A Multi-Fidelity Bayesian Neural Operator for Mechanics of Spinodal Metamaterial
Pu You, Hongshun Chen, Bahador Bahmani, Horacio D. Espinosa
Abstract
Cellular metamaterials offer a vast design space for tailoring nonlinear mechanical responses, yet exploring this space with conventional modeling approaches is often infeasible or not scalable. To fully exploit their nonlinear behavior for inverse design, it is essential to learn the full stress-strain response rather than relying on bulk quantities, motivating the use of neural operators for function-to-function mapping. However, data-driven modeling of nonlinear response for metamaterials is severely constrained by the limited availability of costly experimental data.
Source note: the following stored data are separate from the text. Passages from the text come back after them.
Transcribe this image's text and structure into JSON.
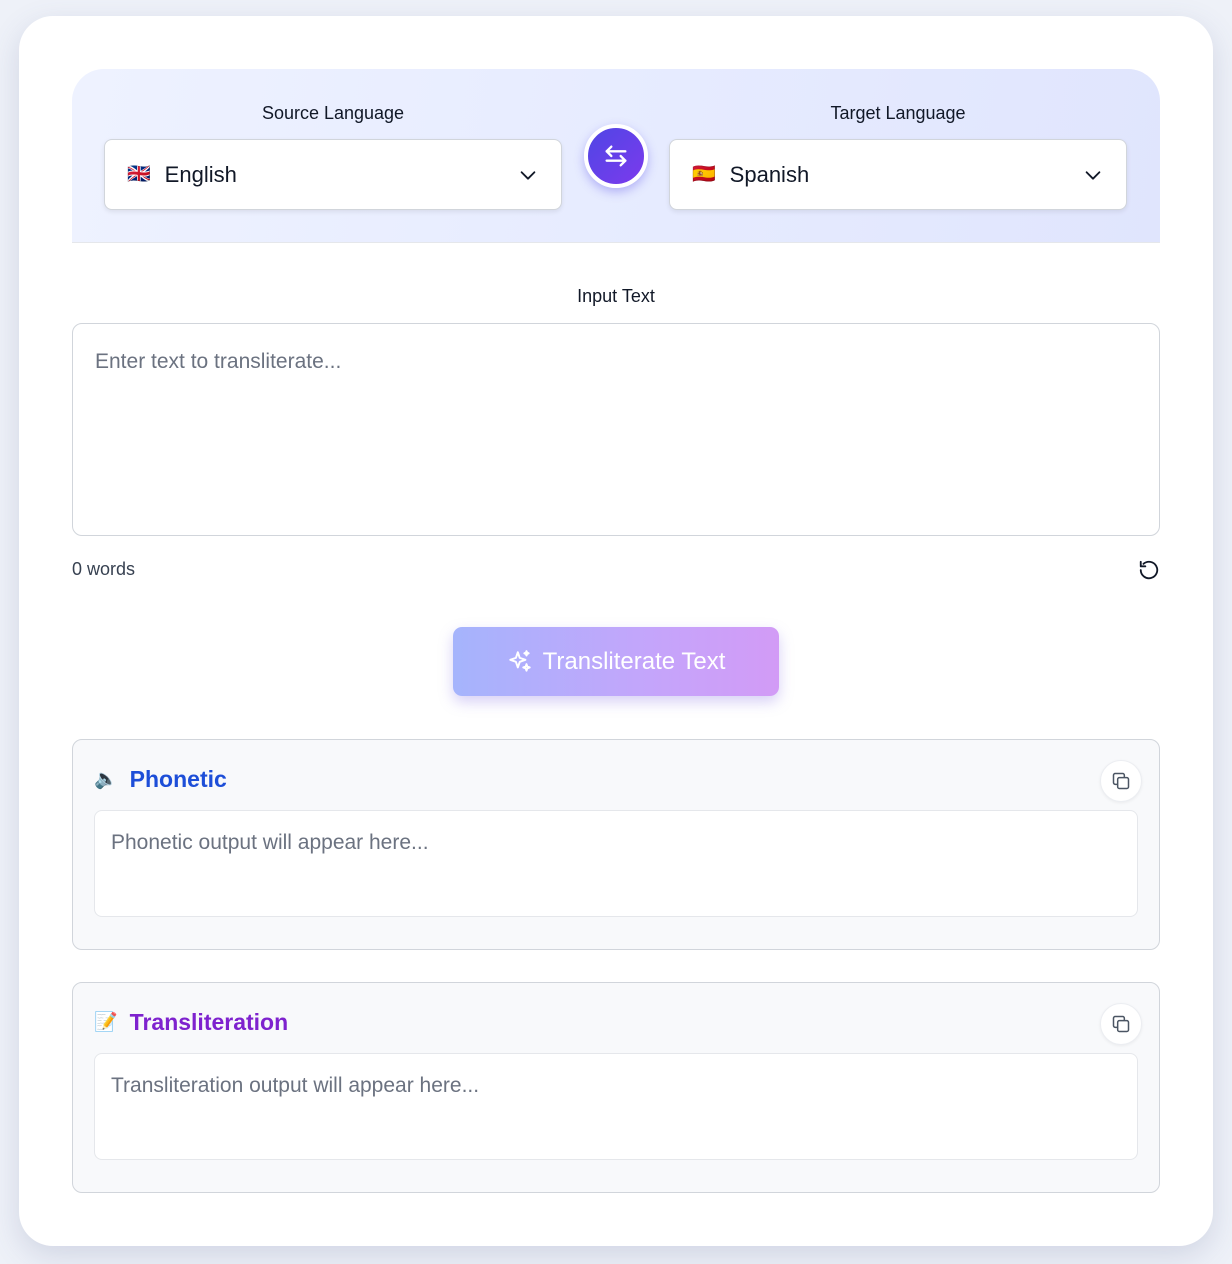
{
  "source": {
    "label": "Source Language",
    "flag": "🇬🇧",
    "language": "English"
  },
  "target": {
    "label": "Target Language",
    "flag": "🇪🇸",
    "language": "Spanish"
  },
  "input": {
    "label": "Input Text",
    "placeholder": "Enter text to transliterate...",
    "value": ""
  },
  "word_count": "0 words",
  "transliterate_button": {
    "label": "Transliterate Text",
    "icon": "sparkles-icon"
  },
  "outputs": {
    "phonetic": {
      "emoji": "🔈",
      "title": "Phonetic",
      "placeholder": "Phonetic output will appear here...",
      "color": "#1d4ed8"
    },
    "transliteration": {
      "emoji": "📝",
      "title": "Transliteration",
      "placeholder": "Transliteration output will appear here...",
      "color": "#7e22ce"
    }
  },
  "colors": {
    "accent_start": "#4f46e5",
    "accent_end": "#7c3aed"
  }
}
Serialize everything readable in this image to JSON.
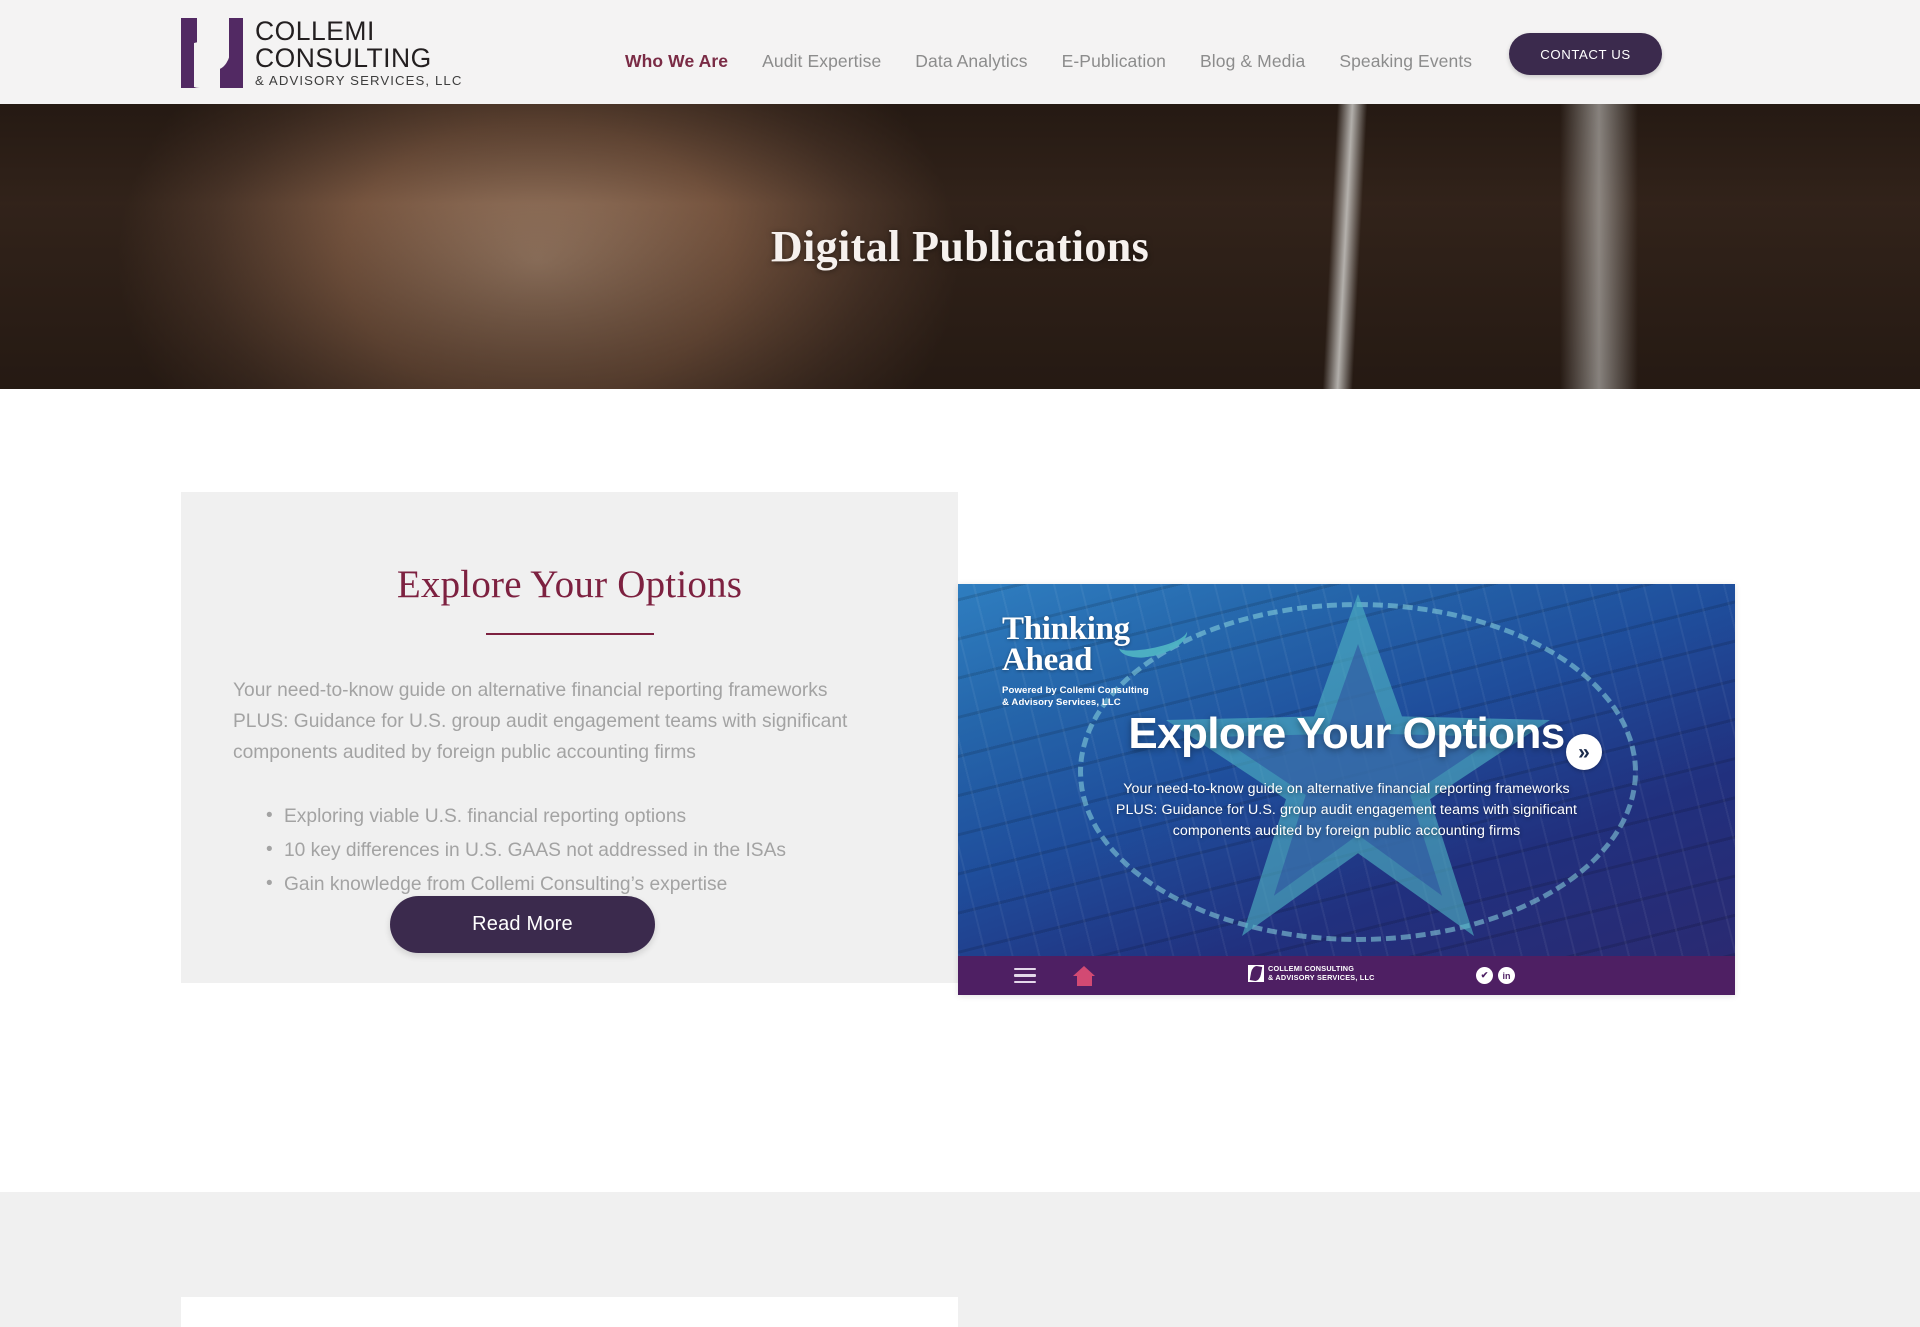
{
  "header": {
    "logo": {
      "line1": "COLLEMI",
      "line2": "CONSULTING",
      "line3": "& ADVISORY SERVICES, LLC",
      "mark_name": "collemi-logo-mark"
    },
    "nav": [
      {
        "label": "Who We Are",
        "active": true
      },
      {
        "label": "Audit Expertise",
        "active": false
      },
      {
        "label": "Data Analytics",
        "active": false
      },
      {
        "label": "E-Publication",
        "active": false
      },
      {
        "label": "Blog & Media",
        "active": false
      },
      {
        "label": "Speaking Events",
        "active": false
      }
    ],
    "contact_button": "CONTACT US",
    "colors": {
      "accent_purple": "#3b2a4d",
      "active_link": "#7a2b45",
      "nav_link": "#8c8c8c",
      "bar_bg": "#f4f3f3"
    }
  },
  "hero": {
    "title": "Digital Publications"
  },
  "card": {
    "heading": "Explore Your Options",
    "heading_color": "#7d2140",
    "paragraph_line1": "Your need-to-know guide on alternative financial reporting",
    "paragraph_line2": "frameworks",
    "paragraph_line3": "PLUS: Guidance for U.S. group audit engagement teams with",
    "paragraph_line4": "significant components audited by foreign public accounting firms",
    "bullets": [
      "Exploring viable U.S. financial reporting options",
      "10 key differences in U.S. GAAS not addressed in the ISAs",
      "Gain knowledge from Collemi Consulting’s expertise"
    ],
    "read_more_label": "Read More"
  },
  "publication": {
    "masthead_line1": "Thinking",
    "masthead_line2": "Ahead",
    "powered_by_line1": "Powered by Collemi Consulting",
    "powered_by_line2": "& Advisory Services, LLC",
    "headline": "Explore Your Options",
    "sub_line1": "Your need-to-know guide on alternative financial reporting frameworks",
    "sub_line2": "PLUS: Guidance for U.S. group audit engagement teams with significant",
    "sub_line3": "components audited by foreign public accounting firms",
    "next_arrow": "»",
    "toolbar": {
      "logo_line1": "COLLEMI CONSULTING",
      "logo_line2": "& ADVISORY SERVICES, LLC",
      "social": [
        {
          "name": "twitter-icon",
          "glyph": "✔"
        },
        {
          "name": "linkedin-icon",
          "glyph": "in"
        }
      ]
    },
    "colors": {
      "toolbar_bg": "#4e1f63",
      "page_blue": "#2566ab",
      "home_icon": "#d24a73"
    }
  }
}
Here, we propose a Bayesian multi-fidelity deep operator network that aggregates abundant low-fidelity finite element simulations with sparse high-fidelity experimental data from in-situ nanomechanical experiments on spinodal metamaterials, enabling heterogeneous information aggregation. A hybrid Bayesian active learning strategy is introduced to select informative samples by jointly maximizing epistemic uncertainty and geometric diversity of the microstructure, substantially reducing the cost of 3D nonlinear simulations. This approach adaptively trains the low-fidelity operator, which is then augmented by a high-fidelity Bayesian residual learner. We demonstrate that only 22 strategically selected samples from a design pool of 3000 are sufficient to achieve an 84.1 percent reduction in MSE compared to the high-fidelity baseline. The framework significantly outperforms single-fidelity baselines, providing superior predictions for full nonlinear stress-strain responses as well as stiffness, strength, and energy absorption. This work provides a robust, data-efficient pathway for the inverse design and constitutive modeling of cellular metamaterials.